В отличие от этого подхода, в компьютере все устроено куда проще и жестче. Вычислительные мощности процессора и система памяти разделены друг от друга. Каждый элемент связан лишь с крайне ограниченным числом других элементов. Итог очевиден: работа компьютера, по словам профессора Лу, очень «прямолинейна». Если на компьютере выполняется несколько задач, они по очереди используют его ресурсы. Оттого компьютер замечательно выполняет простые и узкие задачи, и ему сложно решить что-либо выходящее за эти рамки. Мозг же ведет множество операций параллельно, управляет положением тела, анализирует информацию с органов чувств и так далее. Именно такую вычислительную систему решил создать Вэй Лу.

Пока что на этом пути сделан лишь первый небольшой шажок: его команде удалось соединить мемристор с парой электронных схем. Но показано, что уже эта простая система обладает способностью, запоминать, а значит – и участвовать в обучении. Так же как связь между нейронами, которая постоянно стимулируется, становится «прочнее» (считается, что этот механизм лежит в основе долговременной памяти), так и созданная на базе мемристора система меняет проводимость в зависимости от своей предшествующей истории.

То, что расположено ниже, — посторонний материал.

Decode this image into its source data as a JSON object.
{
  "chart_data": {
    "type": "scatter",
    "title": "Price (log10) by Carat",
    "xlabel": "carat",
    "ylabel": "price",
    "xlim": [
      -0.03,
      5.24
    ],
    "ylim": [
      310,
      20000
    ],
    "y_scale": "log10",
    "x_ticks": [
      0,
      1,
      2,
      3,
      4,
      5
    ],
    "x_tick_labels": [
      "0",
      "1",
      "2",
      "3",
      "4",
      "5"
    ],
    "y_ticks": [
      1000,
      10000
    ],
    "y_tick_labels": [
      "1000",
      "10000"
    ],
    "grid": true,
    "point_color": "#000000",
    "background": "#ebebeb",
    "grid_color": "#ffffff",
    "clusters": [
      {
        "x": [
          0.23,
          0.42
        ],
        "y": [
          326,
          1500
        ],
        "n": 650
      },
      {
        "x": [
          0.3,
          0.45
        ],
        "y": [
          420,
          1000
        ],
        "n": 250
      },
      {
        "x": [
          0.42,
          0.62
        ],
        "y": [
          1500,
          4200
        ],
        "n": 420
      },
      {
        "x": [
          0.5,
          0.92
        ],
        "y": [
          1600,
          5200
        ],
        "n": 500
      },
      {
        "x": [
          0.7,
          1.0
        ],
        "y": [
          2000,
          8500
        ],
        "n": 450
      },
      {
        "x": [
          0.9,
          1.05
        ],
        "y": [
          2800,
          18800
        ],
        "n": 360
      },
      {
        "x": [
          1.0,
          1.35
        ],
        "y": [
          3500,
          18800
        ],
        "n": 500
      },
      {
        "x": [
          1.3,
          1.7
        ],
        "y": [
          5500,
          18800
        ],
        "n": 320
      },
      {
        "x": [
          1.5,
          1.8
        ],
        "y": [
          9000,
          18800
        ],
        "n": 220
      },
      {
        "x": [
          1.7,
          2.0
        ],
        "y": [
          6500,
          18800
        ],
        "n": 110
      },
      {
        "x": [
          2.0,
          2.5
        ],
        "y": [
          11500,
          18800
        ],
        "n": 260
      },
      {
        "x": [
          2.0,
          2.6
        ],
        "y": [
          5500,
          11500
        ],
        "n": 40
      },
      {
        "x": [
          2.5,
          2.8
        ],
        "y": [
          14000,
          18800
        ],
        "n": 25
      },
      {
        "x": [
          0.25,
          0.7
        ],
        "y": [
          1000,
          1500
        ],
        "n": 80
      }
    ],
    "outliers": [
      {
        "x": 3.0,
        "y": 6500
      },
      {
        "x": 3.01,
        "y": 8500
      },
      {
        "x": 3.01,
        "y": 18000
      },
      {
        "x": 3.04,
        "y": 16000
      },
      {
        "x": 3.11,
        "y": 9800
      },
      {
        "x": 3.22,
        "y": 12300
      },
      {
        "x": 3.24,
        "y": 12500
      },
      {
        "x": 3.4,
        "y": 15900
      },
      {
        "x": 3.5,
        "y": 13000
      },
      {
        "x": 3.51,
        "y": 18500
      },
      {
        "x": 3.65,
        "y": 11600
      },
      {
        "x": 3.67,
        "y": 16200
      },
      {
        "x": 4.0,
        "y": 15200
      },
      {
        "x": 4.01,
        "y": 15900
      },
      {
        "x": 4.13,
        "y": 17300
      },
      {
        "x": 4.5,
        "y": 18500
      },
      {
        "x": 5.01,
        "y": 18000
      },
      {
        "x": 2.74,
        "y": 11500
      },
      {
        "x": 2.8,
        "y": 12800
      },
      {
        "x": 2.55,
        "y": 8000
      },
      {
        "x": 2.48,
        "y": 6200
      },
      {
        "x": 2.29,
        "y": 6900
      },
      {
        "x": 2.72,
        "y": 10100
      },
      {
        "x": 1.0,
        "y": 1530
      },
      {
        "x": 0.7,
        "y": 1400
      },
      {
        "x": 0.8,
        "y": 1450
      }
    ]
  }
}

Разумеется, следующим шагом должно стать построение более сложной системы, а итогом - суперкомпьютер размерами если не с кошачий мозг, то хотя бы не больше обычного настольного компьютера наших дней. Вэй Лу считает, что это вполне достижимо, и достижимо в ближайшие несколько лет.

----------


## Sanych

Значит у меня есть маленький беленький супер комп по имени Машка Персидская

----------